Bakırhan ve Zana Hakkari'ye gidiyor
DEM Parti Eş Genel Başkanı Tuncer Bakırhan ve siyasetçi Leyla Zana, kayyum atamasına karşı Hakkari'ye gidiyor.
Fotoğraf: MA
İçişleri Bakanlığı tarafından Hakkari Belediyesi Eş Başkanı Mehmet Akış'ın görevden alınarak yerine kayyum atanmasına yönelik tepkiler sürüyor. Hakkari Belediyesi Eş Başkanı Mehmet Sıddık Akış'ın duruşması polis ablukasında başladı. Akkış, "Bu yargılamanın siyasi olduğunu biliyorum" dedi.
Duruşma sürerken bir yandan da Halkların Eşitlik ve Demokrasi Partisi (DEM Parti) Eş Genel Başkanı Tuncer Bakırkan ve siyasetçi Leyla Zana Hakkari'ye gidiyor. MA'nın aktardıklarına göre, saat 13.00'te kent girişinde olması beklenen Bakırhan ve Zana'nın kentteki kalabalık tarafından karşılanması bekleniyor.
Bakırhan ve Zana karşılamanın ardından kitle ile birlikte kent merkezine doğru yürüyüş gerçekleştirecek.
Öte yandan birçok siyasi parti temsilcisi, kayyım atamasına karşı Hakkari halkıyla dayanışmak için kentte geldi. EHP Genel Başkanı, Hakan Öztürk, SYKP Eş Genel Başkanı Feray Yılmaz Mertoğlu, ESP Eş Genel Başkanı Beycan Taşkıran ve SODAP Temsilcisi Orhan Kok, "Beraber hareket edersek bu kaderi değiştirebiliriz" mesajı verdi.

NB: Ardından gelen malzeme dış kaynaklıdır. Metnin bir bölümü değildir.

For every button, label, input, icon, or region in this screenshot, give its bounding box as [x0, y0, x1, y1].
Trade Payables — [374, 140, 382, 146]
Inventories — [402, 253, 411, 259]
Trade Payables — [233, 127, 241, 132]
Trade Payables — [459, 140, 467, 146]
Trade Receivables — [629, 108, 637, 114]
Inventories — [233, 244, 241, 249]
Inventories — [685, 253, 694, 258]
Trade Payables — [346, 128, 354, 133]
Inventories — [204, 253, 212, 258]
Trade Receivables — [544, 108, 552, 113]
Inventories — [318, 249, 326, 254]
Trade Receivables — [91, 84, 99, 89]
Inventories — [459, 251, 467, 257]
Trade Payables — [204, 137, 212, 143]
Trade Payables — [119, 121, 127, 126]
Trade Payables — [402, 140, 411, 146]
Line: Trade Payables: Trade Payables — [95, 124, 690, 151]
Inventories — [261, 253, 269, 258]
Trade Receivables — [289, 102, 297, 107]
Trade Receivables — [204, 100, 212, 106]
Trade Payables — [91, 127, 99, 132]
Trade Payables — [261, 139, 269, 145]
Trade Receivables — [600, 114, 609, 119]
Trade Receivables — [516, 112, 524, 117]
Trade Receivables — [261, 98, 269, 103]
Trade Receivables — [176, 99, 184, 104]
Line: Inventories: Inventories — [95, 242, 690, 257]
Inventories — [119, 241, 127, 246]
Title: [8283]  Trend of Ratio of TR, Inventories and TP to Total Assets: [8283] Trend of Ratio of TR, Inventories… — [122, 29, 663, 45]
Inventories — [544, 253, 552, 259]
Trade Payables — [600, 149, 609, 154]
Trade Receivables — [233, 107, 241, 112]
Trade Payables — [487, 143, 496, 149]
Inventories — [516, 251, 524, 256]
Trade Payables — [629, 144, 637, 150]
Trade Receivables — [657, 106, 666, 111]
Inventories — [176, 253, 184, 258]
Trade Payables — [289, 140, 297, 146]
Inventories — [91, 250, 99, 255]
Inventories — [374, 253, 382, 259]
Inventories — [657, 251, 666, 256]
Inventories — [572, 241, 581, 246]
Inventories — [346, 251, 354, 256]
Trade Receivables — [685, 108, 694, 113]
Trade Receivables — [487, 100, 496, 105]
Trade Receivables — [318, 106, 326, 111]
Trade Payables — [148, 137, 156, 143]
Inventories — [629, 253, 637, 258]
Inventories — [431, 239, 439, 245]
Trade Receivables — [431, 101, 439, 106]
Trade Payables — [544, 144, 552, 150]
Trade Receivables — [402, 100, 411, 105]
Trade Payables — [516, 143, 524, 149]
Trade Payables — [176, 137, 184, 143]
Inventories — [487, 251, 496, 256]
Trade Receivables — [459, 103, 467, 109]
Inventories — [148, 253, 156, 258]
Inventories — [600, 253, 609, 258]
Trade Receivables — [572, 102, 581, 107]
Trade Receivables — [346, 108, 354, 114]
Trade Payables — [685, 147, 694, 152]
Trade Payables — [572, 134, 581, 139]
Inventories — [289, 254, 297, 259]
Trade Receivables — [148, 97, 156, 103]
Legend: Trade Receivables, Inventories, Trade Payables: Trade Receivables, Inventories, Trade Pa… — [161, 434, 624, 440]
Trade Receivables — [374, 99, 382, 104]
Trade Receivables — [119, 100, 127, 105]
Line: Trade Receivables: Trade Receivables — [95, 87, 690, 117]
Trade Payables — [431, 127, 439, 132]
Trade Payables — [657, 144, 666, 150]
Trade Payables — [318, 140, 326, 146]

"HAKKARİ VE İZMİR EŞİT Mİ?"
EHP Genel Başkanı Hakan Öztürk, Kürtlerin seçme ve seçilme haklarının gasp edildiğini söylerken "Bu dünyanın neresinde var? Latin Amerika'da mı var, Afrika'da, Asya'da ya da Avrupa'da mı var? Bu nereden örnek alınan bir uygulamadır? Ayrıyeten Kürt halkı her seferinde bir 'sorun' olduğunu dile getiriyor, fakat herkesin dilinde bir 'kardeşlik' serüveni var. Türkiye'de şu an Hakkari ve İzmir eşit mi? Değil. Ama İzmir ve Hakkari'nin eşit olması gerekiyor, Hakkarili olan insanlar bu ülkenin yurttaşları değil mi? Anayasa haklarına sahipken Hakkari halkına yapılan bu uygulama ne? O açıdan bütün Türkiye toplumunun buna ses çıkarması gerekiyor" ifadelerini kullandı.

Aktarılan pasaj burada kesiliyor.